Dudayev’s end was not quite so ennervating. As his wiki entry describes: Dudayev was killed on 21 April 1996, by two laser-guided missiles when he was using a satellite phone, after his location was detected by a Russian reconnaissance aircraft, which intercepted his phone call. At the time Dudaev was reportedly talking to a liberal deputy of the Duma in Moscow, supposedly Konstantin Borovoy. Additional aircraft were dispatched (a Su-24MR and a Su-25) to locate Dudayev and fire a guided missile. Exact details of this operation were never released by the Russian government. Russian reconnaissance planes in the area had been monitoring satellite communications for quite some time trying to match Dudayev’s voice signature to the existing samples of his speech. It was claimed Dudayev was killed by a combination of a rocket attack and a booby trap. He was 52 years old. He died six days after his 52nd birthday.
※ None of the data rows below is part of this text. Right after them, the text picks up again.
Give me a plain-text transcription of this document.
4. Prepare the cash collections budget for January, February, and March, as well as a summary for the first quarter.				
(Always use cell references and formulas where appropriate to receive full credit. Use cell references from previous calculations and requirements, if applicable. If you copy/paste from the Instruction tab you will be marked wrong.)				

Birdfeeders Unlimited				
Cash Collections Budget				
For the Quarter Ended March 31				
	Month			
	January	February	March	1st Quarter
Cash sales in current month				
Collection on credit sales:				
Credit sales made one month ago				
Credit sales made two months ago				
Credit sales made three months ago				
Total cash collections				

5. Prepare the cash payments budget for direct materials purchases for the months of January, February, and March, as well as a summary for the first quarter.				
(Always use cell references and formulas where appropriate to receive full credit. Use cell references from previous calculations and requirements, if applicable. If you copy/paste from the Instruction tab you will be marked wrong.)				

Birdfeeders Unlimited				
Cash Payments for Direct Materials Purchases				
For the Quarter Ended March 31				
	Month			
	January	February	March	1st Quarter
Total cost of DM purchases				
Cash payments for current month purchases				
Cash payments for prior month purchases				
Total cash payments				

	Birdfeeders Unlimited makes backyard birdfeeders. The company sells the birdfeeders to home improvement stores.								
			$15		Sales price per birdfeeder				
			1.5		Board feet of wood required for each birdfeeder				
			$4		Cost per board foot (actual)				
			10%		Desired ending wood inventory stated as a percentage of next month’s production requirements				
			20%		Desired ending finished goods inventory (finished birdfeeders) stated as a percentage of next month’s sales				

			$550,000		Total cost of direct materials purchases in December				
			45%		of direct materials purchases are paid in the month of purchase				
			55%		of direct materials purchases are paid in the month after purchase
Again, things could have been different, but most of the blame goes to Yeltsin and his monstrously incompetence entourage, with Defense Minister Pavel Grachev being singled out by Krutikov for a special razzie award.
Here is my translation of Krutikov’s concluding paragraph, which ends on a curiously upbeat note:
Now, a quarter of a century later, it must seem like it is relatively easy to judge the mistakes of that time; the mistakes are completely obvious to all. And yet in September 1991 all that could be noticed were the wandering eyes of Khasbulatov, the brutal inadequacy of (Alexander) Rutskoi, the mini-Uzi in the hands of (Dudayev’s) underage bodyguard, and the dancing of the zikr in the public square. Nobody could have imagined in just over two years, all of this would be turned into Hell on Earth, a Hell from which nobody emerged renewed or even unscathed. In the final analysis, this putsch in the Chechen-Ingush Autonomy, which started off as just another local rebellion, similar to a whole series of similar ones, boiled over into probably the most significant internal political event of Russia in the 1990’s. Which, in conclusion, transformed this dying nation into a new nation-state.